Oct. 10 (Bloomberg) -- Spot wholesale electricity prices climbed from a two-week low on the grid stretching from Washington to Chicago as demand topped forecasts.
PJM Interconnection LLC, which manages the largest U.S. electric network, said on its website that usage in the 13-state region was 88,697 megawatts at 1:10 p.m., 4.1 percent higher than the day-ahead outlook for the hour.
Parts of the East Coast and Midwest will see unusually cool weather today, according to AccuWeather Inc. in State College, Pennsylvania.
Spot power prices for PJM’s benchmark Western hub, which includes deliveries to Washington, gained $6.42, or 20 percent, to $38.41 a megawatt-hour during the hour ended at 1 p.m. from the same time yesterday, grid data compiled by Bloomberg show.

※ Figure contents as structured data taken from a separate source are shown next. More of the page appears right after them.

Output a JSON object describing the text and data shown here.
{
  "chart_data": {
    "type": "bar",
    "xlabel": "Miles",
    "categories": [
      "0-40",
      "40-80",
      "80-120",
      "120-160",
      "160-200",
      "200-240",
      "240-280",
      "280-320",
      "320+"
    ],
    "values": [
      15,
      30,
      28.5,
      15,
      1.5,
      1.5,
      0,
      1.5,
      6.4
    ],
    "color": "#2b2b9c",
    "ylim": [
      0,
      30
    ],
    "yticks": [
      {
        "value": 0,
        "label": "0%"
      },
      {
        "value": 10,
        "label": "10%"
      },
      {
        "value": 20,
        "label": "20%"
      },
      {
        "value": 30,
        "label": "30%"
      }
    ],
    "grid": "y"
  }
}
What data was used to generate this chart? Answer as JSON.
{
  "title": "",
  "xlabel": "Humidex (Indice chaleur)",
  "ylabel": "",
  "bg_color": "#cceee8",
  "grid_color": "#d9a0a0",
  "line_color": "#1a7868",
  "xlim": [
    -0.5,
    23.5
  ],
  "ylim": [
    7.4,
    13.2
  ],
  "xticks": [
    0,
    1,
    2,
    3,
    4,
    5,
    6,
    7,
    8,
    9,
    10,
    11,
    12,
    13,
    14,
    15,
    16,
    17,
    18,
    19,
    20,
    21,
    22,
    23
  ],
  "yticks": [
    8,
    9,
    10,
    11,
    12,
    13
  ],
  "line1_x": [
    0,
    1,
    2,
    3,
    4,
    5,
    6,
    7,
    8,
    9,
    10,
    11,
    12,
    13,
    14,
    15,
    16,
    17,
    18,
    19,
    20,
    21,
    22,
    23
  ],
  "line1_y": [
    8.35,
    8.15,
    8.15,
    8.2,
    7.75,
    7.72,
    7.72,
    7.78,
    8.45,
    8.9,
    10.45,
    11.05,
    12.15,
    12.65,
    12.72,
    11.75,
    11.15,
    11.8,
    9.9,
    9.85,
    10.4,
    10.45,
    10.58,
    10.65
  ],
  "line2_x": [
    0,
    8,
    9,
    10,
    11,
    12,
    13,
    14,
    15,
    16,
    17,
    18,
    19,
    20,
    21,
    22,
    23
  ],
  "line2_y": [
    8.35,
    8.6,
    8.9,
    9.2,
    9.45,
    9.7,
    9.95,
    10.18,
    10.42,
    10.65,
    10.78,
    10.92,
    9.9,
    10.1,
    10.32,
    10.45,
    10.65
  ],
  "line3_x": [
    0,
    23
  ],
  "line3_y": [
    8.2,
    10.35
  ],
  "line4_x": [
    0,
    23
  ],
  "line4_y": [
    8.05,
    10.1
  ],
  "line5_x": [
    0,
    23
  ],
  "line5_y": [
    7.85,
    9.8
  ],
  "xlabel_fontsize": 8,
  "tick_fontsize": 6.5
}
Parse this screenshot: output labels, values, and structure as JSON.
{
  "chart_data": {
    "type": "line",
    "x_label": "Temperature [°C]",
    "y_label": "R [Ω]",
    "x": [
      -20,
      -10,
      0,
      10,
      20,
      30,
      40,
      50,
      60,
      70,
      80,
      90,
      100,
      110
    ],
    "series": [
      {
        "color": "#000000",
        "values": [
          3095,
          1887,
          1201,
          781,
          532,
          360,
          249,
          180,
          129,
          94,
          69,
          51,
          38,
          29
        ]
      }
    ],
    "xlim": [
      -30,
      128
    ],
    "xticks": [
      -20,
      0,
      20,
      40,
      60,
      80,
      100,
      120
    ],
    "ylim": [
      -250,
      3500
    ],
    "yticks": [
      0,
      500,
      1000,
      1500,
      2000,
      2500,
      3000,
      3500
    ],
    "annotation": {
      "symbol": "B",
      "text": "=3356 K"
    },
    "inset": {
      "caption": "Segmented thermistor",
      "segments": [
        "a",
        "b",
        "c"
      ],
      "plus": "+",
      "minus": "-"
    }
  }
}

Prices yesterday averaged $30.90, the lowest full-day average price since Sept. 23.
The Eastern hub, which serves New Jersey, Maryland, eastern Pennsylvania and Virginia, rose $9.57, or 34 percent, to $37.83.
On-peak prices at the Western grid were 9 cents higher than the Eastern region, down from $1.14 yesterday.
Spot power in New York City was up $1.42, or 4.1 percent, to $35.80 a megawatt-hour in the hour ended at 1 p.m.
New York prices flipped to a premium to Boston of $4.96 from a discount of $16.17 yesterday. Boston prices slid $6.32, or 18 percent, to $29.82.